Le personnel du nouveau centre d'information et d'orientation de Guebwiller-Thann, qui compte notamment neuf psychologues de l'Éducation nationale-conseillers en orientation.
Voilà déjà cinq mois que le centre d'information et d'orientation (CIO) de Thann a définitivement fermé ses portes et que son personnel a été transféré dans les locaux de celui de Guebwiller au terme d'une fusion qui avait, à l'époque, provoqué bien des grincements de dents du côté thannois.

Cinq mois plus tard, le nouveau CIO de Guebwiller-Thann semble avoir trouvé son rythme de croisière, même si cette restructuration ne fut pas de tout repos au départ : « Du jour au lendemain, nos locaux ont dû accueillir le double de personnes, soit une douzaine en tout, ce qui a nécessité quelques aménagements au niveau des bureaux et espaces de travail », explique Christine Frank.

Aujourd'hui, le CIO installé place du Marché à Guebwiller accueille neuf psychologues de l'Éducation nationale-conseillers en orientation (psyEN-CO), ainsi que deux secrétaires et une directrice.
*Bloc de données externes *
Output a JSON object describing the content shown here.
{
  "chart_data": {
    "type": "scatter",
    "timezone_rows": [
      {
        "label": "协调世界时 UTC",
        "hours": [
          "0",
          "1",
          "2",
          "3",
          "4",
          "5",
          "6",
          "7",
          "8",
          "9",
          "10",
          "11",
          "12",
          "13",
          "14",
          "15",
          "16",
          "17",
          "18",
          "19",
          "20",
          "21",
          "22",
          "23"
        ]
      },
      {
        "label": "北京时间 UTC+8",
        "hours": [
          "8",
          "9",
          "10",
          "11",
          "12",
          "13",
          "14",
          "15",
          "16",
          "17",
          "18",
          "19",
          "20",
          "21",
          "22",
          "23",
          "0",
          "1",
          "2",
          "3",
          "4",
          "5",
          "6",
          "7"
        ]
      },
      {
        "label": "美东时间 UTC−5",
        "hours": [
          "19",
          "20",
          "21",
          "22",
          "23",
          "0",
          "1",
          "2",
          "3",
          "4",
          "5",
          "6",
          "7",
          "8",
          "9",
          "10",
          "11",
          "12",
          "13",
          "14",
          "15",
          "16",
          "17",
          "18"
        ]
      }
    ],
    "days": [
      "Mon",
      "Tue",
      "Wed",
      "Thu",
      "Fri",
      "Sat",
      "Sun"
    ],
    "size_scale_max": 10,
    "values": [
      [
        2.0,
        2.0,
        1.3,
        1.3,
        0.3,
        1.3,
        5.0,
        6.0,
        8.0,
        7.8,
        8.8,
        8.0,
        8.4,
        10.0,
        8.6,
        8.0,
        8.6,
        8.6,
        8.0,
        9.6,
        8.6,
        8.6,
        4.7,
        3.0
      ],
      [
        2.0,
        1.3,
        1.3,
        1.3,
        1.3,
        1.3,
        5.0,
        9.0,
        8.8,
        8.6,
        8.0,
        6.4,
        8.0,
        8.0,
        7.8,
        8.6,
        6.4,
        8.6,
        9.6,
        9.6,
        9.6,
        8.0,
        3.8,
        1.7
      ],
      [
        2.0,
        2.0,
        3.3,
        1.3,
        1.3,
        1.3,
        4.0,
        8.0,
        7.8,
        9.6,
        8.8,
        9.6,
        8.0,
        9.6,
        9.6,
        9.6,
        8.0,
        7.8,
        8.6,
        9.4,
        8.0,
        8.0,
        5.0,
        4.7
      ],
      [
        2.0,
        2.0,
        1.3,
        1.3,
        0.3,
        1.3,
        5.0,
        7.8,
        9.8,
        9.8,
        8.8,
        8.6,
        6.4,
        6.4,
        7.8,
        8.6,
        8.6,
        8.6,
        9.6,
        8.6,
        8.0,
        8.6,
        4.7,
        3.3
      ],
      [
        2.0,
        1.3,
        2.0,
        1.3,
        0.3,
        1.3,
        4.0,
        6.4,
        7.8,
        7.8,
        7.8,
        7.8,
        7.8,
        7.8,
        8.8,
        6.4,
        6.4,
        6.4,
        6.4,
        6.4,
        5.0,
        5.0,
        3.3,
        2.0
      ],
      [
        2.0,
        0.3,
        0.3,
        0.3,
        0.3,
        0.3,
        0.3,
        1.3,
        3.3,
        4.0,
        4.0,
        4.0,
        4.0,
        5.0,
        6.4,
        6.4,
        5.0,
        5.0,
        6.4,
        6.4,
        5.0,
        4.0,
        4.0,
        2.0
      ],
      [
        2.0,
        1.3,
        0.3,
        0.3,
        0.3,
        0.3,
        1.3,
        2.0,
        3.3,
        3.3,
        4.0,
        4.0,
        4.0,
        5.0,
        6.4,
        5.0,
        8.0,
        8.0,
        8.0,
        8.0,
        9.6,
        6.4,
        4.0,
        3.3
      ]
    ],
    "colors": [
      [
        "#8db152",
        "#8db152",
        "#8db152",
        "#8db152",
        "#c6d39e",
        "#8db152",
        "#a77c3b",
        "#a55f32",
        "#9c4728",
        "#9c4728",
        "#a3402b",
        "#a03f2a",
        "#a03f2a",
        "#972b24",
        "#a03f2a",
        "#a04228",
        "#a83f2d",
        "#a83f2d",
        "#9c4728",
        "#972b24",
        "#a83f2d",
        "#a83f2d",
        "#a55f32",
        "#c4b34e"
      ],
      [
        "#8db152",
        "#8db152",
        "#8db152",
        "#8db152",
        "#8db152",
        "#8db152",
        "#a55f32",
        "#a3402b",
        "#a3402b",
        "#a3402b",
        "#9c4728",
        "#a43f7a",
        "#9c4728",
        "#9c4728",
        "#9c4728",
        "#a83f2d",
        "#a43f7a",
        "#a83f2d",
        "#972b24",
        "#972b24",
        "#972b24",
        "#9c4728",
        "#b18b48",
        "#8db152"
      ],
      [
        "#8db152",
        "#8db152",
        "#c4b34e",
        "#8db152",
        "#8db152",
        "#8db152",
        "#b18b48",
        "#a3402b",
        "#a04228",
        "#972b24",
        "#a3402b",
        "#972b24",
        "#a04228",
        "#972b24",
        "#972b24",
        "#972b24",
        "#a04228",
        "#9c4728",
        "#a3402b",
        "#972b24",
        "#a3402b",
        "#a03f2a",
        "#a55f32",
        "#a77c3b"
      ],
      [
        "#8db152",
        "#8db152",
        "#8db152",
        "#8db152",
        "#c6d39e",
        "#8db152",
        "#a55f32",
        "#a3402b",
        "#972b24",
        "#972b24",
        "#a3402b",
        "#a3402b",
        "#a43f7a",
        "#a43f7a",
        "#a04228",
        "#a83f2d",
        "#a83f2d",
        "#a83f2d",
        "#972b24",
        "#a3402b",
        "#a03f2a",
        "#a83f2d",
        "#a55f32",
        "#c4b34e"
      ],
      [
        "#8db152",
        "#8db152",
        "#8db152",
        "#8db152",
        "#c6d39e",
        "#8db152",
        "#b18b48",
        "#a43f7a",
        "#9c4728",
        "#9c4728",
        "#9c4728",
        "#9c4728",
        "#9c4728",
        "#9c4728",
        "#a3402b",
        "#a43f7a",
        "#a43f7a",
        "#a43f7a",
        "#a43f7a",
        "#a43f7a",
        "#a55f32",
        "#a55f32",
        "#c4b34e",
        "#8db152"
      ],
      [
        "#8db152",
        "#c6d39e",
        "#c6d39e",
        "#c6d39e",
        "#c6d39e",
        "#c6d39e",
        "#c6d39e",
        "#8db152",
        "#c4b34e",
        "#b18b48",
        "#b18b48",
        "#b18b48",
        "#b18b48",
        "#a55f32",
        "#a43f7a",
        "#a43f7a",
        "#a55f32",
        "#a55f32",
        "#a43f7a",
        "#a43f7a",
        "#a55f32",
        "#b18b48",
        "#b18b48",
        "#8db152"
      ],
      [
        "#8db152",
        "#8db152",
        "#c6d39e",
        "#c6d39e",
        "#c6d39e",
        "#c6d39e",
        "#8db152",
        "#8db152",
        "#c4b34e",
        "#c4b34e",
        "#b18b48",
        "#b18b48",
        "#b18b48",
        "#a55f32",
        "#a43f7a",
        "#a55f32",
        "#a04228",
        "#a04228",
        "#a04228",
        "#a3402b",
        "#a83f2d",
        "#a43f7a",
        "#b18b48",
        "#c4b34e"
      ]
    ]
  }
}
Il dispose d'une salle de documentation en accès libre, d'un espace de consultation informatique, ainsi que de bureaux pour les entretiens individuels. « Le public peut venir se renseigner chez nous pour les études, les filières de formation, les métiers et le monde professionnel. Nous prodiguons aide et conseils pour l'élaboration de projets scolaires et professionnels », ajoute la directrice.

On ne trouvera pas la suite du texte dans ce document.